In this paper new general modewise Johnson-Lindenstrauss (JL) subspace embeddings are proposed that are both considerably faster to generate and easier to store than traditional JL embeddings when working with extremely large vectors and/or tensors. Corresponding embedding results are then proven for two different types of low-dimensional (tensor) subspaces. The first of these new subspace embedding results produces improved space complexity bounds for embeddings of rank-$r$ tensors whose CP decompositions are contained in the span of a fixed (but unknown) set of $r$ rank-one basis tensors. In the traditional vector setting this first result yields new and very general near-optimal oblivious subspace embedding constructions that require fewer random bits to generate than standard JL embeddings when embedding subspaces of $\mathbb{C}^N$ spanned by basis vectors with special Kronecker structure.
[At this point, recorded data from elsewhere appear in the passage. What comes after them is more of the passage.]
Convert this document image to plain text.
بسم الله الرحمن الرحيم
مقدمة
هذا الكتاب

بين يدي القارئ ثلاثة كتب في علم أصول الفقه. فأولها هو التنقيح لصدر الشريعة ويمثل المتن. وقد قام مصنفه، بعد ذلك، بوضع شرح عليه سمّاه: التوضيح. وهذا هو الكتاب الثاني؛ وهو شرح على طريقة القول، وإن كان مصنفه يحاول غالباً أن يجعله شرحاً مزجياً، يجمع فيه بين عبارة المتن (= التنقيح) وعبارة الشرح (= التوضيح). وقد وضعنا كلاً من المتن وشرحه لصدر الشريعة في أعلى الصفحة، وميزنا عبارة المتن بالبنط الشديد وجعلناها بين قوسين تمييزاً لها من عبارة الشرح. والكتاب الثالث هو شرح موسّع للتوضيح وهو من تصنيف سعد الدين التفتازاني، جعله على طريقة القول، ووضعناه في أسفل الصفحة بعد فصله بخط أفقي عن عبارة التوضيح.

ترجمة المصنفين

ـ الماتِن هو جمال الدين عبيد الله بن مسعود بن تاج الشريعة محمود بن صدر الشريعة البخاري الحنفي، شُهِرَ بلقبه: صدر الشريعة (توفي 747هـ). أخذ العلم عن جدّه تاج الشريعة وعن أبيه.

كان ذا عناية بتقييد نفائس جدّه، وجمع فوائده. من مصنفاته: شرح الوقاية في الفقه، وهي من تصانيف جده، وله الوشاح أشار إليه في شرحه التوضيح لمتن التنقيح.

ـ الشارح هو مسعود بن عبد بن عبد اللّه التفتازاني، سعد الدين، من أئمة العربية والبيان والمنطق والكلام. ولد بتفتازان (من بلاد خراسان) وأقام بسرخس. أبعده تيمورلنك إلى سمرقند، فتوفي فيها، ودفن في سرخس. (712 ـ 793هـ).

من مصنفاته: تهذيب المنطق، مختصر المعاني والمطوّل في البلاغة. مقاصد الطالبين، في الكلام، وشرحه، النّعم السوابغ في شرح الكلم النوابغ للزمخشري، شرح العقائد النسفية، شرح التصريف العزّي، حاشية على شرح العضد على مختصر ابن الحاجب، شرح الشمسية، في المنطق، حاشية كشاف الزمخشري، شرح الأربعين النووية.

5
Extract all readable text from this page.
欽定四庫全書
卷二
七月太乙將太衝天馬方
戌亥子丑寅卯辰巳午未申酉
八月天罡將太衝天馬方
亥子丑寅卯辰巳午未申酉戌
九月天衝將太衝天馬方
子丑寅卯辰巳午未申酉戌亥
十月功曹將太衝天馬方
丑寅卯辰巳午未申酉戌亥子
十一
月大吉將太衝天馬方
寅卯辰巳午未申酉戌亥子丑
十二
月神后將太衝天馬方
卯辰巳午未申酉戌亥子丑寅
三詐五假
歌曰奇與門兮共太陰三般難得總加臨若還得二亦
The second result proven herein provides new fast JL embeddings of arbitrary $r$-dimensional subspaces $\mathcal{S} \subset \mathbb{C}^N$ which also require fewer random bits (and so are easier to store - i.e., require less space) than standard fast JL embedding methods in order to achieve small $\epsilon$-distortions. These new oblivious subspace embedding results work by $(i)$ effectively folding any given vector in $\mathcal{S}$ into a (not necessarily low-rank) tensor, and then $(ii)$ embedding the resulting tensor into $\mathbb{C}^m$ for $m \leq C r \log^c(N) / \epsilon^2$. Applications related to compression and fast compressed least squares solution methods are also considered, including those used for fitting low-rank CP decompositions, and the proposed JL embedding results are shown to work well numerically in both settings.